Key takeaways
- Management confidence trends downwards as analysts believe China is in the later stages of the business cycle
- Softening demand viewed as a bigger drag on the outlook than inflationary pressures
Since the onset of the Covid-19 pandemic, China has often been an odd one out among regions - usually for the better, sometimes for the worse. The world’s second-largest economy initially led the global recovery from the crisis, enjoying an export boom when much of the world was struggling with lockdowns.
Now, with confidence holding up in most other regions where restrictions are easing and recovery from Covid-19 continues, sentiment in China is turning downwards. A third of our China analysts report a drop in management confidence about investing in their businesses in the year ahead. This compares to a global average of 9 per cent, with only the result from emerging Europe, the Middle East, Africa, and Latin America showing a bigger dip in confidence. Meanwhile a quarter of China analysts say they expect management confidence to rise, a lower proportion than most other regions.
“How would you describe the confidence level of your companies’ management teams to invest in their businesses over the next 12 months compared to the last 12 months?” Source: Fidelity International Analyst Survey 2022.
Chinese regulators have tightened oversight in sectors from internet to real estate, education, and healthcare, seeking to implement long-run reforms that have nevertheless hurt short-term growth and confidence. The property sector has borne the brunt of regulatory crackdowns which, combined with slowing consumer demand for homes, have contributed to defaults among already over-stretched developers and have created headwinds in related sectors like construction, cement, glass, furniture, and home appliances.
Asked where their sectors stand in the business cycle, 21 per cent of the China analysts point to a slowdown phase, the highest proportion among regions globally, while another 4 per cent choose “recession”, also the highest of all the regions. Globally, only 8 per cent of analysts report a slowdown and 1 per cent think their companies are operating in a recession.
Not surprisingly given the general outlook, China analysts are among the most pessimistic about the outlook for overall returns on capital at the companies they cover. A quarter of them forecast an overall decline in returns on capital over the next 12 months, the second highest proportion among regions.
Asked to name the key driver of weakness for returns on capital, 57 per cent of those China analysts anticipating a decrease point to slower end-demand growth, the highest among regions, with just 14 per cent of this cohort citing rising costs.
Inflation is expected to be milder than elsewhere, with 29 per cent of China analysts believing inflationary pressures will ease in the next 12 months, the highest proportion among regions, while another 36 per cent expect little change.
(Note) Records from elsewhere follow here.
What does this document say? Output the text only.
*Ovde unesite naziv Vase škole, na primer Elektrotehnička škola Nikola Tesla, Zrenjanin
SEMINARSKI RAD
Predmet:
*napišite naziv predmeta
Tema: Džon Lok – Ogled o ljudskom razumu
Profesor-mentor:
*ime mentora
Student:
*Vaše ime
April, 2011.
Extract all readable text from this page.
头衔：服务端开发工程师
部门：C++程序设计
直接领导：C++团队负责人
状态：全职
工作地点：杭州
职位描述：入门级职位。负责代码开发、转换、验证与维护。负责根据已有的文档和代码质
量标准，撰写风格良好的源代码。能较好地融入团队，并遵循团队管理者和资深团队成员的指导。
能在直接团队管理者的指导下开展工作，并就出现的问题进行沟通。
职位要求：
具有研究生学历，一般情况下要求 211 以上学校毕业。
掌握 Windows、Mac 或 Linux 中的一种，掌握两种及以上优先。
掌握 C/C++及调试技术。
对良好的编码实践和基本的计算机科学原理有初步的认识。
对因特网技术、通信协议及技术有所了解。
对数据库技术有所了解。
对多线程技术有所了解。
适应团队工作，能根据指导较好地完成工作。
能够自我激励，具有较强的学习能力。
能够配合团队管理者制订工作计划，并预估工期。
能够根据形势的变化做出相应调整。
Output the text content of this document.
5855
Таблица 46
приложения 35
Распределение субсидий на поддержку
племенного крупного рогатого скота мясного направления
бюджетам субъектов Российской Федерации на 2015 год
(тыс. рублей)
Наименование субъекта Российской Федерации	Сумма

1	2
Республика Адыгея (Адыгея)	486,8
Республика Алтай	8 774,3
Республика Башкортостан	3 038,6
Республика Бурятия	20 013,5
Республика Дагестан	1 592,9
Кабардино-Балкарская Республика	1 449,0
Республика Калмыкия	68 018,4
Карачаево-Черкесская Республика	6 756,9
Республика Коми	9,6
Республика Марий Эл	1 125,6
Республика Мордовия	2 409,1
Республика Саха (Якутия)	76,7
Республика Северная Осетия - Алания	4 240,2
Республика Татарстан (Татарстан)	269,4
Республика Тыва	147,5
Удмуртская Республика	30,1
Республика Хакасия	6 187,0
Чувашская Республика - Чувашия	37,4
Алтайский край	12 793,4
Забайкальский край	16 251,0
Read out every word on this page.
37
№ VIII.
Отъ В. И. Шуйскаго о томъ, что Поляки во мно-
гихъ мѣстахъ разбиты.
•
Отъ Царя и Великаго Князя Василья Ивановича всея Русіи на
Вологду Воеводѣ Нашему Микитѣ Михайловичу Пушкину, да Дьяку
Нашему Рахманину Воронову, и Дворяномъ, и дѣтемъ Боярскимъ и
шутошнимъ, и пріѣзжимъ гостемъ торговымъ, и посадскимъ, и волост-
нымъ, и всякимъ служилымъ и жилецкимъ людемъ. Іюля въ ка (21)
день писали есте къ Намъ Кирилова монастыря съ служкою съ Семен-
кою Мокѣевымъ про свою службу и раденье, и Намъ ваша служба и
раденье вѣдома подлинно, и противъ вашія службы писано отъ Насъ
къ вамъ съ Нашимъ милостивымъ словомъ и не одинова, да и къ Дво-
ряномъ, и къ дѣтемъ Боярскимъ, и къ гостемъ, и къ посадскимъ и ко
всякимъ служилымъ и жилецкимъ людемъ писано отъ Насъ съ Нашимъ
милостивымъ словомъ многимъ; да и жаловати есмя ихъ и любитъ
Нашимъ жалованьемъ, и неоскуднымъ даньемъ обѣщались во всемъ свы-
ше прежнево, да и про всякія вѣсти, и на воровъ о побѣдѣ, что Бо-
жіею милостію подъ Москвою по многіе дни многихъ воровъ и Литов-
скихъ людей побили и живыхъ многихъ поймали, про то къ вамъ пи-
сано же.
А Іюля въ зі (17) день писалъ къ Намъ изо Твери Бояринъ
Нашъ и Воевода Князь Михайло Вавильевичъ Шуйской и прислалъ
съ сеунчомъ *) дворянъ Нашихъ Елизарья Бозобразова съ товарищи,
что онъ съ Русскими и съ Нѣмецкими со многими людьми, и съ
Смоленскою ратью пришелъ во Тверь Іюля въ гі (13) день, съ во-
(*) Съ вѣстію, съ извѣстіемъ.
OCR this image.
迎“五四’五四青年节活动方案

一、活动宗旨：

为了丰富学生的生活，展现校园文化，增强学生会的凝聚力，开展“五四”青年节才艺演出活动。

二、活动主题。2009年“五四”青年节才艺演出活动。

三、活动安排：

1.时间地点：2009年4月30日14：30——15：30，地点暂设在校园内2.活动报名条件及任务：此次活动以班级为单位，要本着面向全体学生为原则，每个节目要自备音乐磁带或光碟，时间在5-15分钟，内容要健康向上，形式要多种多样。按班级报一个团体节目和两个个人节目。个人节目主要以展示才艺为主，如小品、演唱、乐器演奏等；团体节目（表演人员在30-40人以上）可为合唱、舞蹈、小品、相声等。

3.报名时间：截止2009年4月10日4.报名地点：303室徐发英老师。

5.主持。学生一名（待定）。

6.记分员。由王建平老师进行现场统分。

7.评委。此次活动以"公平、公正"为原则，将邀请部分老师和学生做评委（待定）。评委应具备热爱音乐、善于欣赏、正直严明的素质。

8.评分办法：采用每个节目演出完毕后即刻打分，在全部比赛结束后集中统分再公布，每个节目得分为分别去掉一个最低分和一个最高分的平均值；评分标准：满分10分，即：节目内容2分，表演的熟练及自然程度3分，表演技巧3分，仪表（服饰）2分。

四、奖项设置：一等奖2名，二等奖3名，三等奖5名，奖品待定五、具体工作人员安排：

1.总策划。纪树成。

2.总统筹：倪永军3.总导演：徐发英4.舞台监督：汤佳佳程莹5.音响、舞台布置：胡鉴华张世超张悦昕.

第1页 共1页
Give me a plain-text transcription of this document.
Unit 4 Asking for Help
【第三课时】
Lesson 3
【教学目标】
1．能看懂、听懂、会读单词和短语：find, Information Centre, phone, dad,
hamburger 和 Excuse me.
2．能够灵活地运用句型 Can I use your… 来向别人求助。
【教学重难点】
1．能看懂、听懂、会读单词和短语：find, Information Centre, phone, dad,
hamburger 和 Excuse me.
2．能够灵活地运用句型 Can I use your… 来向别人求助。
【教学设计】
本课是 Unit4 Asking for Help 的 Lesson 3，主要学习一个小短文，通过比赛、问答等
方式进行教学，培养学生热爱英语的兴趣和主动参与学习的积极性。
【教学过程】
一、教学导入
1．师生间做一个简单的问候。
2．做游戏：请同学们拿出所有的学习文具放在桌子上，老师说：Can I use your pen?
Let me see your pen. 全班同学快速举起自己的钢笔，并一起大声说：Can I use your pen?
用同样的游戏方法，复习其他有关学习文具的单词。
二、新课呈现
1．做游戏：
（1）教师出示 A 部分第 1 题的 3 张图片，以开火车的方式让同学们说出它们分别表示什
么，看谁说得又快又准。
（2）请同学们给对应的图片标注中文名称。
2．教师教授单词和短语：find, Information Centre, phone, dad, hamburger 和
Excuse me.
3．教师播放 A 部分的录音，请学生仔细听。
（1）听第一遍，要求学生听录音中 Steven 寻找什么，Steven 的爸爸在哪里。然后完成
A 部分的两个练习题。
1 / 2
This contrasts with the global average, where over two-thirds of analysts expect inflationary pressures to rise over the next 12 months compared to the previous 12 months.
It’s also worth noting that China is the only region where analysts believe, on balance, that inflation is more structural than transitory. “Underinvestment in fossil fuels may lead to a structurally higher oil price,” one analyst covering Chinese industrial firms notes, referring to government measures to cut fossil fuel use in the country’s drive towards net zero by 2060.
Despite weaker business sentiment, there are encouraging signs of progress in the disclosure of environmental, social and governance practices among Chinese companies. For example, 25 per cent of China analysts say the firms they cover make good-quality climate-risk disclosures, up from just 4 per cent a year ago. This is apparent even in the highest-emitting sectors. “Almost all the companies I cover have shown an increase in interest in and efforts around ESG,” notes an analyst covering Chinese materials firms.
China is likely to remain the odd one out in 2022, with its recent steps towards easing policy providing further contrast to the tightening happening in other major economies.